Hospitals Compete for Specialty Care
Originally published by the Center for Studying Health System Change
Published: September 1997
Updated: April 8, 2026
Hospitals Compete for Specialty Care
Community Report No. 07 | Greenville, S.C. | Spring 2001 | By Glen P. Mays, Sally Trude, Lawrence P. Casalino, Patricia Lichiello, Bradley C. Strunk, and Jeffrey Stoddard
In November 2000, HSC researchers visited Greenville, South Carolina, interviewing more than 50 health care market leaders as part of the Community Tracking Study. Greenville, covering Greenville, Spartanburg, Anderson, Cherokee and Pickens counties, was one of 12 communities tracked biennially through site visits and surveys. The area's continued population growth and economic development had kept providers busy and profitable, but the competitive dynamics were shifting as hospitals moved aggressively into specialty services.

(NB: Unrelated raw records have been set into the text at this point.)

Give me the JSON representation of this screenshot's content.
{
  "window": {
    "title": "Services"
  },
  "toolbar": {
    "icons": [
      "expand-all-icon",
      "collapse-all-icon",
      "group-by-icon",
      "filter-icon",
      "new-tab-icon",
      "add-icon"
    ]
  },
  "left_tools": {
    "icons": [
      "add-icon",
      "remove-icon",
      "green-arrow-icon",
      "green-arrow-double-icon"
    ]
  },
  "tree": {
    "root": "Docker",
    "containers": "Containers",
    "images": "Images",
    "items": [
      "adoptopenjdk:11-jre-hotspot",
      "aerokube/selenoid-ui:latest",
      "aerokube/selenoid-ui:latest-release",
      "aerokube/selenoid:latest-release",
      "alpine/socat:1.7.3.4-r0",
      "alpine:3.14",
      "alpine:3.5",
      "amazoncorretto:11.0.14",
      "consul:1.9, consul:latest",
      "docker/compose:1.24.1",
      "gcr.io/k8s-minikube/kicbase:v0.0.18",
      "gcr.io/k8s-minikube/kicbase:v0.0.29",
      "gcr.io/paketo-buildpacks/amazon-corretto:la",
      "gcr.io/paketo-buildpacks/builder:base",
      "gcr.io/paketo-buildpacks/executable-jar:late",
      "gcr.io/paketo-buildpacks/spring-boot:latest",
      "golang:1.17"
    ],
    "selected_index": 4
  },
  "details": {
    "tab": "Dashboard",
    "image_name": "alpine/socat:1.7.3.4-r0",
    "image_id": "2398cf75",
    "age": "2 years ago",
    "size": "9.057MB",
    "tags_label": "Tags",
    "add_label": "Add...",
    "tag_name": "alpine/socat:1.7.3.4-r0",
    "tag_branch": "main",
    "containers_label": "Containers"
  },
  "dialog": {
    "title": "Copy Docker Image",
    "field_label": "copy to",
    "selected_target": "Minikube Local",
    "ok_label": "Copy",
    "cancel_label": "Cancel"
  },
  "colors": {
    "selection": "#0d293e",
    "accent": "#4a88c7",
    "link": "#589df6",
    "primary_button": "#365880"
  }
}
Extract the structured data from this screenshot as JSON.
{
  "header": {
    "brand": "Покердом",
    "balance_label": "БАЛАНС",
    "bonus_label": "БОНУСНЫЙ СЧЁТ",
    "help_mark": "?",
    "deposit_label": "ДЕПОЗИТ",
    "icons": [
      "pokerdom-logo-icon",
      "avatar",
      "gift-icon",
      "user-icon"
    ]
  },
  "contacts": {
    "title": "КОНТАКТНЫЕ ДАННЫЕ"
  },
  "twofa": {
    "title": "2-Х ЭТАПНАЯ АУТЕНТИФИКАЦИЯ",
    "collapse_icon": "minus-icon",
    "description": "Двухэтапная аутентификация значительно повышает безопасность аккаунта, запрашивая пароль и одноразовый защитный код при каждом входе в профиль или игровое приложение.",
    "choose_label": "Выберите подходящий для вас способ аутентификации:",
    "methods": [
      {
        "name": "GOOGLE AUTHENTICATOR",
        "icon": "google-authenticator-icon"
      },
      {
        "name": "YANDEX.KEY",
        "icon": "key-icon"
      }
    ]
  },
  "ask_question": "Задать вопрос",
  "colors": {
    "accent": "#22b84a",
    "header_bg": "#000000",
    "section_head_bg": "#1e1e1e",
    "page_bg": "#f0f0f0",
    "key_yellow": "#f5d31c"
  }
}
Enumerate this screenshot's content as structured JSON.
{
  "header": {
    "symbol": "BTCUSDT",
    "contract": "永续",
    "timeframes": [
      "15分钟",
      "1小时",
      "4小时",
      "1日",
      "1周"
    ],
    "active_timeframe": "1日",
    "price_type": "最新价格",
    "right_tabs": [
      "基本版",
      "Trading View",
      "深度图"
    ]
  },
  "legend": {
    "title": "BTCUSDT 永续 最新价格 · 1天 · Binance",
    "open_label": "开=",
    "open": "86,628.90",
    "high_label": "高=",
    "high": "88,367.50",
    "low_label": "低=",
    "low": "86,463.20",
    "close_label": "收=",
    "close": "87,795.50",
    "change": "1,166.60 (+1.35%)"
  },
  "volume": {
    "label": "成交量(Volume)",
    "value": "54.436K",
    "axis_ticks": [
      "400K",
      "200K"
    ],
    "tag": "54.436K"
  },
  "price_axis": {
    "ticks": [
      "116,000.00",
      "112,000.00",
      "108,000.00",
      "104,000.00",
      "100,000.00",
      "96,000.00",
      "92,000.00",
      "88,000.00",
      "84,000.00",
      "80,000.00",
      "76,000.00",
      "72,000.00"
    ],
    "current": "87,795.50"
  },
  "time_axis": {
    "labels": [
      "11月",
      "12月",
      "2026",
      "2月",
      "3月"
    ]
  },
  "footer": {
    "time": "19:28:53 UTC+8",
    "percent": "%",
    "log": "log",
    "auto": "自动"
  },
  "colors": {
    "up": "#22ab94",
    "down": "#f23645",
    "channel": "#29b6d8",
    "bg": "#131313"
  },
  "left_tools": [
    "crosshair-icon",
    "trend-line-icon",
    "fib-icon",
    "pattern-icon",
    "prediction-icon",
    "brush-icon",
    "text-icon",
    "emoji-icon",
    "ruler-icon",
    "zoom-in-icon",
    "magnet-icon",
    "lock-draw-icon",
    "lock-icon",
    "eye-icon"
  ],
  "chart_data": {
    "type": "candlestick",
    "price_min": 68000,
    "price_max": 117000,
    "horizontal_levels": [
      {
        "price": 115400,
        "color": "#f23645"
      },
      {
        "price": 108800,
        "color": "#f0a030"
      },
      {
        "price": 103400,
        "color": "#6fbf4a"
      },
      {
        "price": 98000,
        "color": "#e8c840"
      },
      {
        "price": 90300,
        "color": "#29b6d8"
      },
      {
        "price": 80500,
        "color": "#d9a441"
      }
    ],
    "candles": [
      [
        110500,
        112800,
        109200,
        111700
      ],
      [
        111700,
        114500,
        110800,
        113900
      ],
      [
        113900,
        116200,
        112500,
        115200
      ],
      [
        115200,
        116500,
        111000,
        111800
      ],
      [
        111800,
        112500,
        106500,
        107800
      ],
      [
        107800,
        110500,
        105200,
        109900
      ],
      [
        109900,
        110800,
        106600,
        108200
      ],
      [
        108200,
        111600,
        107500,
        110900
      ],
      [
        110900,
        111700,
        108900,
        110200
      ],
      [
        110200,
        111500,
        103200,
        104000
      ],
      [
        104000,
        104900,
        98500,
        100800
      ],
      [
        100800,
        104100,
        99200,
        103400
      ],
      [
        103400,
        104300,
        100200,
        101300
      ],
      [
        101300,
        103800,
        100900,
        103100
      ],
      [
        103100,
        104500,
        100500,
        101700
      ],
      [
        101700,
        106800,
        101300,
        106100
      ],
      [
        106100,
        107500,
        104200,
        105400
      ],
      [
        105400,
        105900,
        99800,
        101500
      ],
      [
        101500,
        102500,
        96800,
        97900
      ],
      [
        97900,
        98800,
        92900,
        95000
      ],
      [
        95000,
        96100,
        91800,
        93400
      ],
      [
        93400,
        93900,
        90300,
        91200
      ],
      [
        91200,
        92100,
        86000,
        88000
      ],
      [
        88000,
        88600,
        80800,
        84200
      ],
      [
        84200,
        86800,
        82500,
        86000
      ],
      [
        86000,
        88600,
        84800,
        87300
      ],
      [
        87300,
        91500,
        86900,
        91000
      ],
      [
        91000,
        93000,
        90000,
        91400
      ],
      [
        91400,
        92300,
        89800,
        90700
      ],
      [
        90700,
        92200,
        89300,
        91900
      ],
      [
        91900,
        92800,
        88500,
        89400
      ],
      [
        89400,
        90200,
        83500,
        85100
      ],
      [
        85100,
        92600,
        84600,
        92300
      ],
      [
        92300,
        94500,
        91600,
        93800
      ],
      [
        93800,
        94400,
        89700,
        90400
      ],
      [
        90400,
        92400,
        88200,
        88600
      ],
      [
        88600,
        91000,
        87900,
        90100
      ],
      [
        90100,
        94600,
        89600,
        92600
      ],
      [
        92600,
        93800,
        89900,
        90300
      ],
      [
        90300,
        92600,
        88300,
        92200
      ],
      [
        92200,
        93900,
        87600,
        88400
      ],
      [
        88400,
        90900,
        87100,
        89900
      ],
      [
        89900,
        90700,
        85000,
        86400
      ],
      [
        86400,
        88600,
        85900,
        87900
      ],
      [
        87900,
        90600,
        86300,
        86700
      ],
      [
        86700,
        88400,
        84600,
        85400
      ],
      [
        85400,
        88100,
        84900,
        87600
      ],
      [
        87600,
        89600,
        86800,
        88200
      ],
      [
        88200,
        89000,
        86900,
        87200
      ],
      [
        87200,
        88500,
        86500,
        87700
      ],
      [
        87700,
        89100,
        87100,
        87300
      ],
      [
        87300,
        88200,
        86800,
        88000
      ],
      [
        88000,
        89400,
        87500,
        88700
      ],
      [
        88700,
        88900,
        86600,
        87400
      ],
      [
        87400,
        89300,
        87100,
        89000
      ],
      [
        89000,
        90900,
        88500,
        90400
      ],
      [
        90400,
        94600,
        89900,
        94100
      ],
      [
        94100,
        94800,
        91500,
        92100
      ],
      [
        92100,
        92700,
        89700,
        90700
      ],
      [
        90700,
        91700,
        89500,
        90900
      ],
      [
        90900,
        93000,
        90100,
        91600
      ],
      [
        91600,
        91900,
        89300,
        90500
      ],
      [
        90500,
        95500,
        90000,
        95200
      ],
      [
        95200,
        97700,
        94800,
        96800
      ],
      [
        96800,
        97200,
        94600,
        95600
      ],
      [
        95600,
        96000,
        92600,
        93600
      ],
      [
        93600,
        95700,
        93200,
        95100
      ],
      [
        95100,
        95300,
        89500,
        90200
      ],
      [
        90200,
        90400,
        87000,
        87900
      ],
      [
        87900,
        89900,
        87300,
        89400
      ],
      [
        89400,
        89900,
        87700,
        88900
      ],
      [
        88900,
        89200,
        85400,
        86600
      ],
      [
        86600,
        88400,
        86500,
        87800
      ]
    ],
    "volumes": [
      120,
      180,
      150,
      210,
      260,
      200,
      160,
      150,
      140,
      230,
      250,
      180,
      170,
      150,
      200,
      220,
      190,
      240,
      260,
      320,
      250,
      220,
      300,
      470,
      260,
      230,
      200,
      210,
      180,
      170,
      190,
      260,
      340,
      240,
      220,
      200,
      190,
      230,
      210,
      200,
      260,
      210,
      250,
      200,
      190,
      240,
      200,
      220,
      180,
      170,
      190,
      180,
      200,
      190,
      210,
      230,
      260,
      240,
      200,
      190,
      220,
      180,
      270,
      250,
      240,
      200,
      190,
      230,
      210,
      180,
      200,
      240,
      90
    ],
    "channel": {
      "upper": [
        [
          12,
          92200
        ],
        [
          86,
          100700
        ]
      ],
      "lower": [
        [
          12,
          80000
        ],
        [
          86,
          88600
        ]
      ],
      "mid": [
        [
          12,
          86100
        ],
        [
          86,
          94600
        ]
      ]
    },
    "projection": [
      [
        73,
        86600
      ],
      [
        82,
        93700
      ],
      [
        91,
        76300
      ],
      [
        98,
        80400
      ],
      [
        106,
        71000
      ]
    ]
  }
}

Hospitals Expand into Profitable Specialty Lines
Greenville's hospital systems had remained financially sound and powerful. Steady population growth kept most facilities operating at full capacity. After a failed three-way merger attempt in 1996, hospitals concentrated on distinct geographic submarkets. Since 1998, however, most area hospitals strengthened their ability to deliver high-margin specialty services -- cardiology, oncology and orthopedics in particular -- and began competing more aggressively across submarket boundaries.
Spartanburg Regional Healthcare System built a cancer center and expanded cardiac surgery capacity. Mary Black Memorial Hospital allied with a national oncology provider to grow cancer services. Anderson Area Medical Center received state approval for a cardiac surgery center. Bon Secours St. Francis Hospital opened cardiac surgery and bone marrow transplantation units and won approval for expanded neonatal intensive care. State certificate-of-need regulations had historically restricted such expansions, but population growth prompted the state to approve the new services.
Managed Care Preparations Abandoned
While building specialty capacity, area providers gave up on preparing for managed care risk contracting. Hospitals that had been acquiring primary care practices and developing care management programs found these investments unprofitable given limited HMO enrollment, low capitation payments and high administrative overhead. The area's only provider-sponsored health plan, HealthFirst, was dissolved by its three hospital owners after just two years of operation. Some community leaders worried that without external pressure from managed care, providers lacked meaningful incentives to improve clinical quality and efficiency.
Strong Physician-Hospital Ties Persist
Physicians remained closely aligned with hospitals despite the end of managed care preparations. By 1997, nearly 75 percent of Greenville's primary care doctors were hospital-employed, and most hospitals maintained active physician-hospital organizations. Although these arrangements were no longer focused on risk contracting, they served as vehicles for collective bargaining with health plans. Hospitals successfully negotiated substantial payment increases from insurers, with plans attributing this success partly to the tight physician-hospital alignment.
Small Employers and the Uninsured
Rising insurance premiums prompted some small employers to drop dependent coverage, raising concerns about growth in the uninsured population. HMO enrollment remained low, and distinctions between HMOs and PPOs had diminished. On a positive note, access to care for underserved populations improved through cooperative efforts among safety net providers and community organizations, though projected state budget shortfalls threatened Medicaid and SCHIP stability.